Of course I know that Smooth and Trinidad All Stars continues to keep the dance and the jump in its Panaorama selections. I couldn't help that little plug.
To each its own, like everything else a change got to come. While the main stream played tunes made for pan by the calypsoians we have one man Boogsie who composed his own tune. He had a new vision for pan music, then men like Pelham, Smooth and the others caught on. In days of old Anthony Williams invented the Spider Web Pan because he wanted to add a little spice to the pan, Rudolph Charles invented Quatrophonics Pans, 12 Base and 9 Base Pans, Bertie Marshall invented the Amplified Pan. I was at Panorama 2010 and it was fantastic all bands played great except the last band. Years ago steelband men were considered low class but now they are in demand, each band have their supporters and they go to the pan yard to listern to the runs of the tune, by the time Semi finals comes around you know the whole tune so u can sing along and dance freely. Give the arrangers and steelband men more credit, they have come a long way as Boogsie said "Do Something For Pan". Only real pan entuastics will support the art form, this is what the arrangers want to bring to the table, this is how he or she feels in their hearts then we need to appreciate that talent. Keep Pan Alive we must let the whole world know this music is worth embracing.

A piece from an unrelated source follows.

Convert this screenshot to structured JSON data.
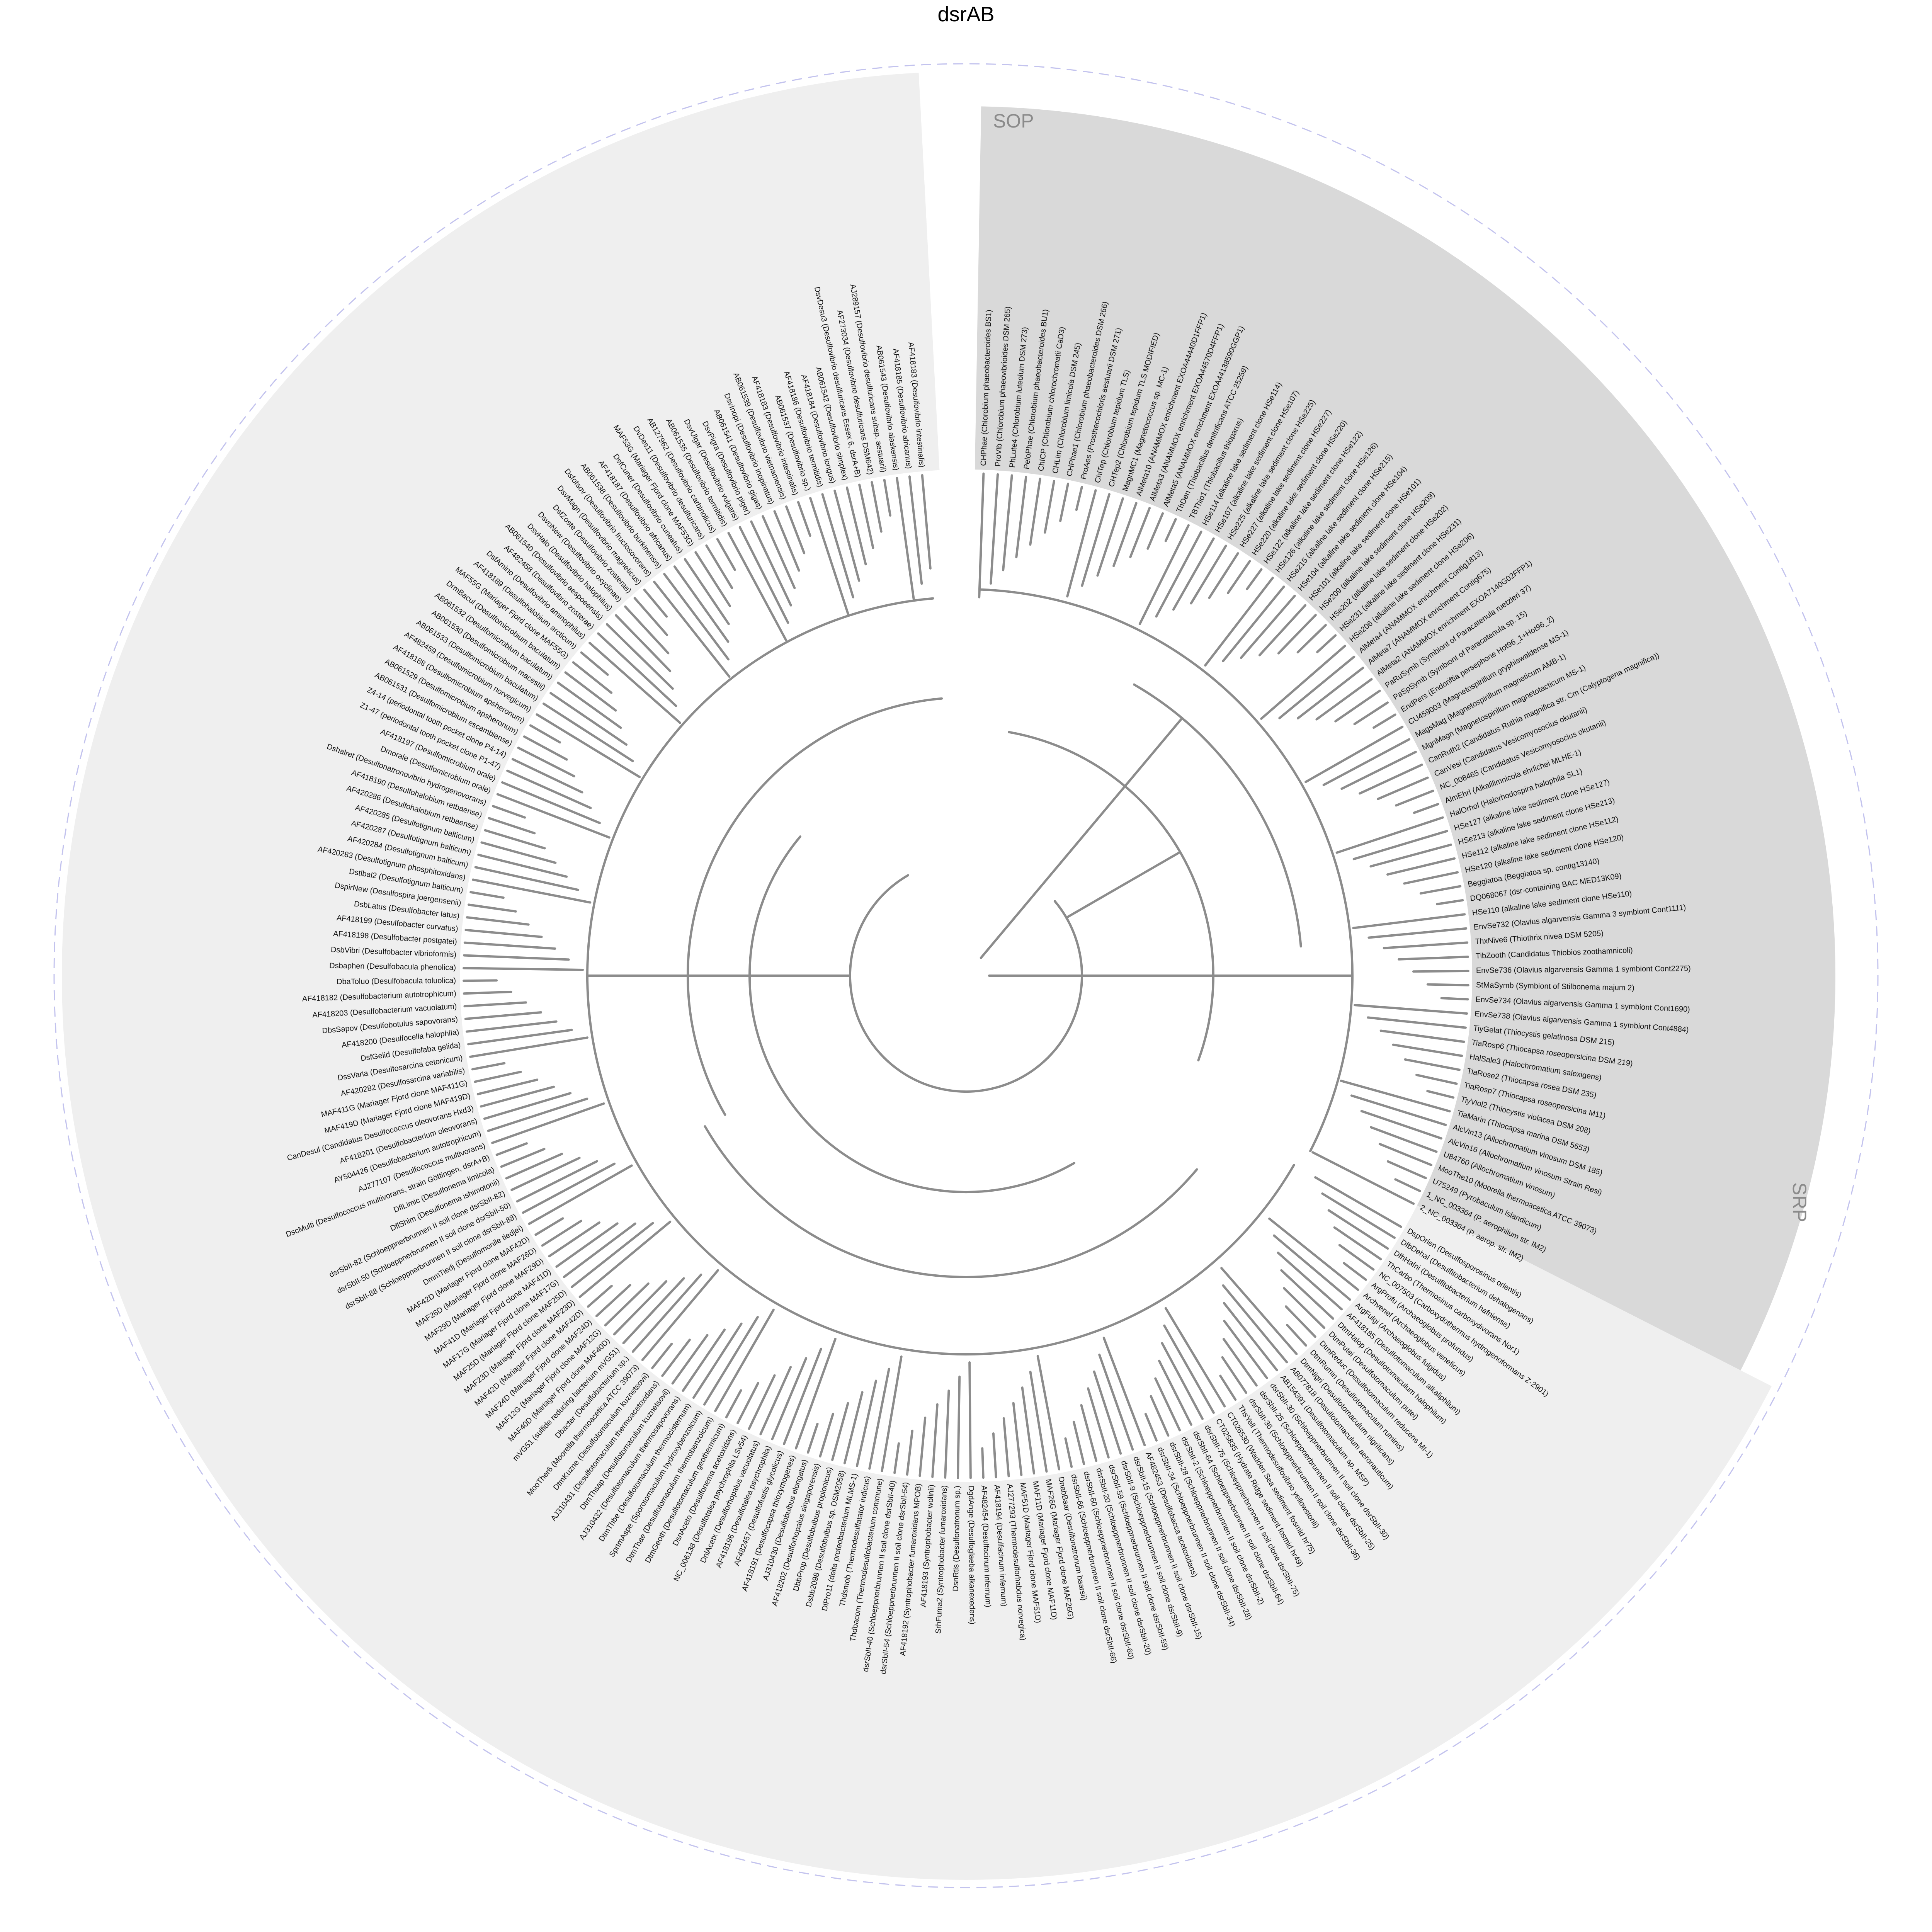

Your observation is so true, have we also forgotten when bands used to play on the move on the track. Very few bands can still do that. Actually that was one of the most important energies which was produced by the players and the supporters. Pan Trinbago, in attempt to portray a show to showcase to the world and also thinking of getting larger gate receipts, forgot the origin of this competition and the culture of people who created its development. Panorama in Trinidad evolved from the bowels of the poor just where the pan came from, supporters jumping and supporting their band, pushing pan , just taking part , however they could.
Do you remember the new era of Pan round the neck, when Tripolians had the most people on the track jumping?
But, that's the price of progress, is it really progress? or are we playing into the hands of larger countries who will beat us at their game.